Tom Lee’s BitMine Adds 35,138 ETH From BitGo And Kraken
Two newly created wallets likely tied to Tom Lee’s BitMine withdrew 35,138 ETH from BitGo and Kraken, adding another large onchain movement to one of the most aggressive corporate Ethereum accumulation strategies in the market.
The transfers were flagged by Onchain Lens, which valued the ETH at roughly $58.39 million during the monitoring window. The movement came through fresh wallets rather than a new company press release, so attribution remains based on wallet behavior and prior patterns rather than direct confirmation from BitMine.
BitMine’s most recent official treasury update put the company at 5,672,956 ETH as of June 21, equal to 4.7% of Ethereum’s 120.7 million token supply. That update also showed total crypto, cash, marketable securities and “moonshot” holdings of $10.7 billion.
If the new wallets are confirmed as BitMine-controlled, the latest movement would extend the same accumulation pattern rather than change the thesis. BitMine has been steadily buying ETH throughout 2026 under its “Alchemy of 5%” strategy, a plan built around controlling roughly 5% of Ethereum’s supply while staking a large portion of the treasury.
Staking Makes The Treasury More Than A Spot ETH Bet
BitMine’s Ethereum reserve is not sitting entirely idle. The company had 4,718,677 ETH staked as of June 21, representing more than 83% of its reported ETH stack. Chairman Tom Lee said the staked position generated a 2.73% annualized seven-day yield, with projected annualized staking revenues of $223 million at the current staking base.
That is the main difference between BitMine and a simple corporate crypto holder. Bitcoin treasury companies mostly depend on price appreciation, equity issuance, debt structure and investor demand for BTC exposure. BitMine’s Ethereum strategy adds staking yield, validator infrastructure and protocol-level exposure to the balance sheet.
The strategy also brings different risks. ETH price volatility still dominates net asset value, while staking introduces validator performance, slashing, withdrawal, liquidity and operational risk. BitMine’s preferred-stock financing adds another layer because dividend obligations must be supported by cash, treasury management and staking income while ETH trades below the company’s estimated average cost.
That pressure was already visible in the company’s latest official update and market coverage. BitMine’s 5.67 million ETH position remains deeply underwater at current prices, even as the company keeps expanding MAVAN, its Made in America VAlidator Network, as the staking engine behind the treasury.

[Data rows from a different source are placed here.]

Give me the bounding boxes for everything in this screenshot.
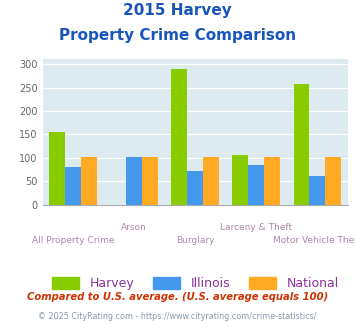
Text: Larceny & Theft: Larceny & Theft: [220, 223, 293, 232]
Bar: [233, 155, 248, 205]
Bar: [248, 165, 264, 205]
Text: Property Crime Comparison: Property Crime Comparison: [59, 28, 296, 43]
Bar: [325, 157, 341, 205]
Bar: [142, 157, 158, 205]
Bar: [203, 157, 219, 205]
Text: © 2025 CityRating.com - https://www.cityrating.com/crime-statistics/: © 2025 CityRating.com - https://www.city…: [38, 312, 317, 321]
Legend: Harvey, Illinois, National: Harvey, Illinois, National: [47, 272, 344, 295]
Bar: [126, 157, 142, 205]
Bar: [294, 84, 310, 205]
Bar: [187, 171, 203, 205]
Text: 2015 Harvey: 2015 Harvey: [123, 3, 232, 18]
Text: All Property Crime: All Property Crime: [32, 236, 114, 245]
Bar: [81, 157, 97, 205]
Bar: [49, 132, 65, 205]
Text: Compared to U.S. average. (U.S. average equals 100): Compared to U.S. average. (U.S. average …: [27, 292, 328, 302]
Text: Burglary: Burglary: [176, 236, 214, 245]
Bar: [310, 176, 325, 205]
Text: Motor Vehicle Theft: Motor Vehicle Theft: [273, 236, 355, 245]
Bar: [171, 69, 187, 205]
Bar: [65, 167, 81, 205]
Text: Arson: Arson: [121, 223, 147, 232]
Bar: [264, 157, 280, 205]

Tom Lee’s 5% ETH Goal Keeps Driving The Trade
The latest wallet movement keeps attention on Lee’s stated goal of reaching 5% of Ethereum’s supply. BitMine said it was 94% of the way to that target in its June 22 update, after acquiring 52,203 ETH during the previous week.
That pace has made BitMine the largest corporate Ethereum treasury and one of the highest-profile public-market ETH proxies. Earlier buying waves included large Kraken-linked ETH movements and a broader treasury push that had already pushed the company closer to the 5% supply mark.
The concentration cuts both ways. A steady corporate buyer can create a powerful narrative around ETH as strategic collateral for tokenization, staking and AI-linked infrastructure. It can also concentrate a large share of circulating supply inside one publicly traded company whose stock, financing tools and treasury policy become part of the Ethereum market structure.
Corporate Ethereum treasuries are already developing differently from Bitcoin treasuries. ETH reserves can be staked, restaked, deployed into validator infrastructure or used in DeFi strategies, while Bitcoin reserves are generally held as scarce collateral. That difference has made corporate Ethereum reserve strategy a more active balance-sheet story than passive coin accumulation.
BitMine’s confirmed treasury stood at 5,672,956 ETH as of June 21, with 4,718,677 ETH staked and $601 million in cash and marketable securities. The new Onchain Lens-tracked wallets moved 35,138 ETH from BitGo and Kraken after that update, leaving the next formal BitMine disclosure to confirm whether those coins are now part of the company’s reported ETH treasury.